Home / Politics / News /  Global economy remains mired in malaise

London/Beijing: The euro zone is on track for its second recession in three years, China’s once booming manufacturing sector is contracting at a faster pace than previously reported, and the United States is widely seen as struggling to keep up its pace of growth.

Business surveys released on Thursday painted a global picture of economic malaise from Beijing to Berlin.

It came on the heels of the HSBC Flash China manufacturing PMI falling to 47.8 for August, its lowest level since November and well down from July’s final figure of 49.3.

Growth in the United States manufacturing sector is also expected to have slowed in August. US data due at 1258 GMT (0628 pm).

“The indicators taken as a whole indicate a material slowdown in the pace of the world economy," said economist Philip Shaw at Investec.

The euro zone composite PMI, which measures manufacturing and services together, was actually slightly better than a month earlier, nudging up to 46.6 and just pipping forecasts for it to hold steady at July’s 46.5. But was still its seventh month in a row below 50, the dividing line between contraction and growth.

“August’s flash euro zone PMI does nothing to challenge the notion that the single currency area is now firmly in recession," said Jonathan Loynes, chief European economist at Capital Economics.

More worryingly, the downturn in smaller euro zone economies is clearly taking root in the core. The flash composite PMI for Germany fell to a three-year low, a fourth straight month of contraction.

German economic growth slowed to 0.3% in the second quarter on a sharp drop in investment, adding to evidence that it can no longer be relied on to pull the euro zone out of a deep slump, data showed earlier on Thursday.

“Another reminder that a chronic lack of economic growth in the euro zone will continue to impede efforts to bring the debt crisis to an end," Loynes said.

The euro zone economy shrank by 0.2% in the three months to June, according to official data. Economists polled by Reuters last week predicted a similar outcome for the current quarter, with no growth until the start of next year.

Demand Dip

Falling demand from debt-ridden Europe, China’s single biggest export market, has put the Chinese economy under pressure, with the ripples now being felt across the world.
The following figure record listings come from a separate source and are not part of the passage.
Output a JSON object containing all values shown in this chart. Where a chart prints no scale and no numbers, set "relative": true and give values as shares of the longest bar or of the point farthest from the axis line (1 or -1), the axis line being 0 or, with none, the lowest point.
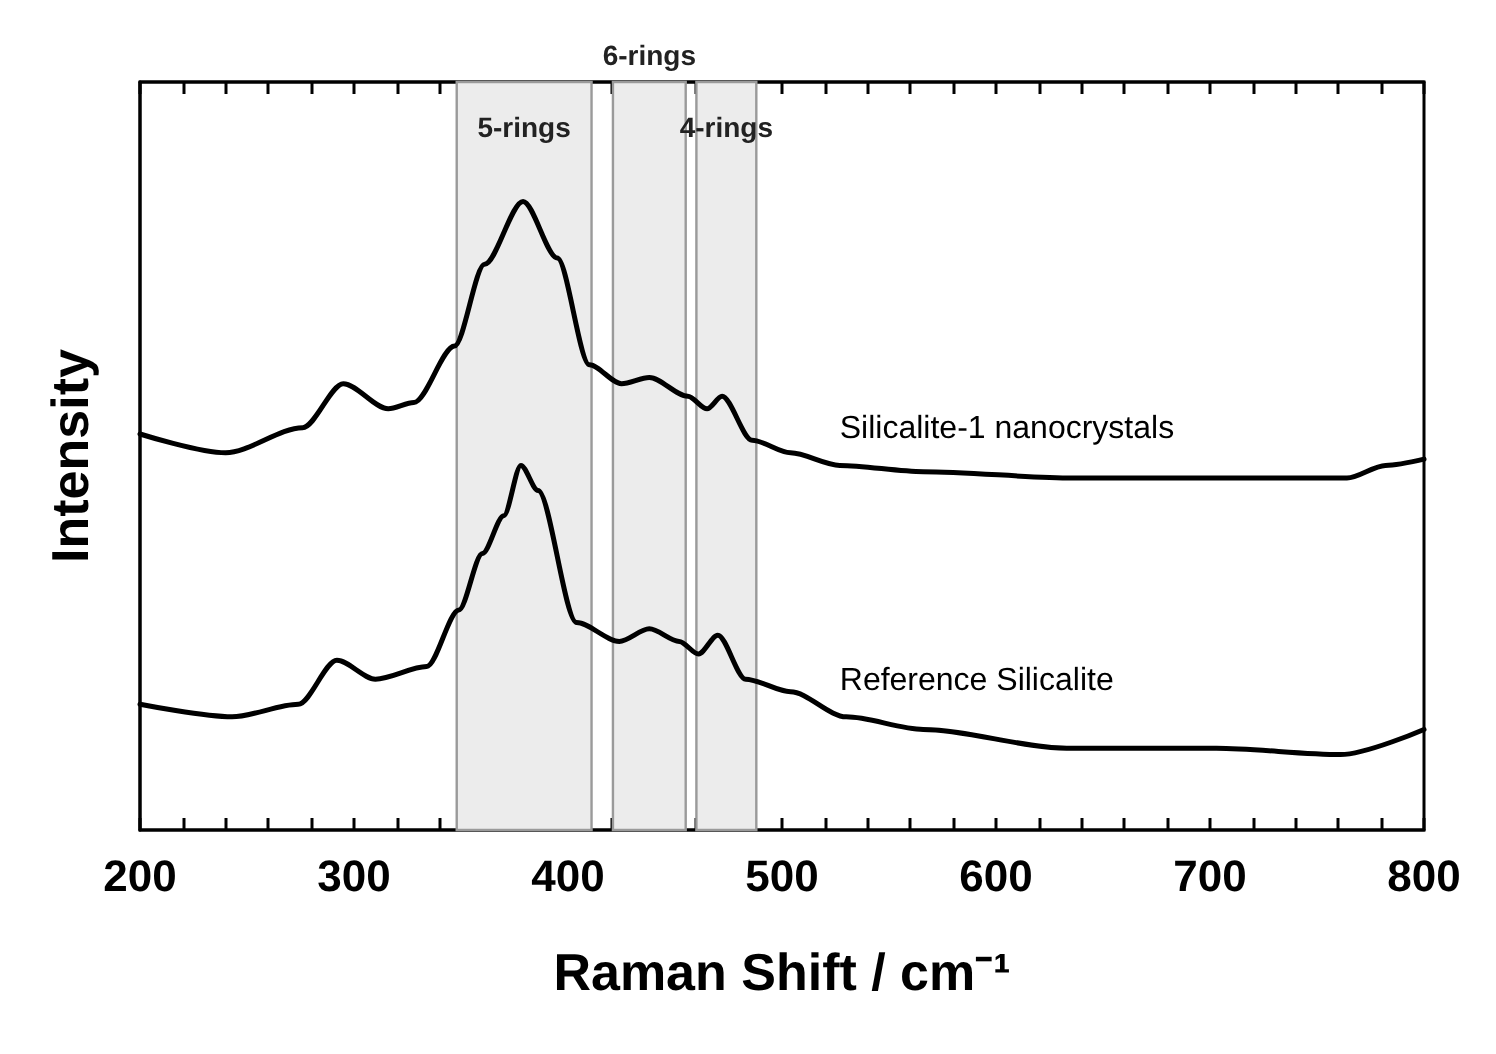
{
  "chart_data": {
    "type": "line",
    "relative": true,
    "xlabel": "Raman Shift / cm⁻¹",
    "ylabel": "Intensity",
    "xlim": [
      200,
      800
    ],
    "xticks": [
      200,
      {
        "value": 220,
        "label": null
      },
      {
        "value": 240,
        "label": null
      },
      {
        "value": 260,
        "label": null
      },
      {
        "value": 280,
        "label": null
      },
      300,
      {
        "value": 320,
        "label": null
      },
      {
        "value": 340,
        "label": null
      },
      {
        "value": 360,
        "label": null
      },
      {
        "value": 380,
        "label": null
      },
      400,
      {
        "value": 420,
        "label": null
      },
      {
        "value": 440,
        "label": null
      },
      {
        "value": 460,
        "label": null
      },
      {
        "value": 480,
        "label": null
      },
      500,
      {
        "value": 520,
        "label": null
      },
      {
        "value": 540,
        "label": null
      },
      {
        "value": 560,
        "label": null
      },
      {
        "value": 580,
        "label": null
      },
      600,
      {
        "value": 620,
        "label": null
      },
      {
        "value": 640,
        "label": null
      },
      {
        "value": 660,
        "label": null
      },
      {
        "value": 680,
        "label": null
      },
      700,
      {
        "value": 720,
        "label": null
      },
      {
        "value": 740,
        "label": null
      },
      {
        "value": 760,
        "label": null
      },
      {
        "value": 780,
        "label": null
      },
      800
    ],
    "tick_labels": "x",
    "grid": false,
    "legend": false,
    "marker": "none",
    "line_style": "solid",
    "series": [
      {
        "name": "Silicalite-1 nanocrystals",
        "color": "#000000",
        "x": [
          200,
          240,
          276,
          295,
          316,
          328,
          347,
          361,
          379,
          395,
          410,
          425,
          438,
          456,
          465,
          472,
          486,
          504,
          527,
          566,
          636,
          703,
          764,
          782,
          800
        ],
        "values": [
          0.63,
          0.6,
          0.64,
          0.71,
          0.67,
          0.68,
          0.77,
          0.9,
          1.0,
          0.91,
          0.74,
          0.71,
          0.72,
          0.69,
          0.67,
          0.69,
          0.62,
          0.6,
          0.58,
          0.57,
          0.56,
          0.56,
          0.56,
          0.58,
          0.59
        ]
      },
      {
        "name": "Reference Silicalite",
        "color": "#000000",
        "x": [
          200,
          243,
          274,
          292,
          310,
          334,
          349,
          360,
          370,
          378,
          386,
          404,
          424,
          438,
          452,
          461,
          470,
          483,
          504,
          530,
          566,
          633,
          703,
          761,
          800
        ],
        "values": [
          0.2,
          0.18,
          0.2,
          0.27,
          0.24,
          0.26,
          0.35,
          0.44,
          0.5,
          0.58,
          0.54,
          0.33,
          0.3,
          0.32,
          0.3,
          0.28,
          0.31,
          0.24,
          0.22,
          0.18,
          0.16,
          0.13,
          0.13,
          0.12,
          0.16
        ]
      }
    ],
    "bands": [
      {
        "axis": "x",
        "from": 348,
        "to": 411,
        "label": "5-rings",
        "color": "#ececec"
      },
      {
        "axis": "x",
        "from": 421,
        "to": 455,
        "label": "6-rings",
        "color": "#ececec"
      },
      {
        "axis": "x",
        "from": 460,
        "to": 488,
        "label": "4-rings",
        "color": "#ececec"
      }
    ]
  }
}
“It’s very hard to put a positive spin on anything within the (China) data. Bottom line - a very poor update," said Robert Rennie, chief currency strategist at Westpac Bank In Sydney.

Japan said on Wednesday that exports slumped the most in six months in July as shipments to Europe and China tumbled.

Exports from Taiwan, a key part of the global technology supply chain, fell for a fifth straight month in July and South Korea, home to major carmakers, computer chip and flat-screen producers, recorded its sharpest export fall in July in nearly three years.

Six consecutive quarters of slowing Chinese growth have also taken a toll on commodities markets, with falling prices and an uncertain outlook prompting miner BHP Billiton to shelve a $20 billion expansion project in Australia.

“Today’s PMI report is a clear reminder that the slowdown is not yet over and that the Chinese economy is still too shaky to recover without ongoing policy stimuli," said Nikolaus Keis at UniCredit.

“The pressure on the Chinese authorities to further step up their policy accommodation is therefore growing."

China has been fine tuning policies to keep growth on track without releasing curbs on the property sector.

In contrast central banks in the developed world have slashed interest rates to near zero and injected trillions of dollars into the money supply in efforts to support growth.

The European Central Bank is expected to cut rates by 25 basis points to a new record low of 0.5 percent when it meets next week, but analysts say that will do little to stimulate lending.

The US Federal Reserve is likely to deliver another round of monetary stimulus “fairly soon" unless the economy improves considerably, minutes from the US central bank’s latest meeting suggested.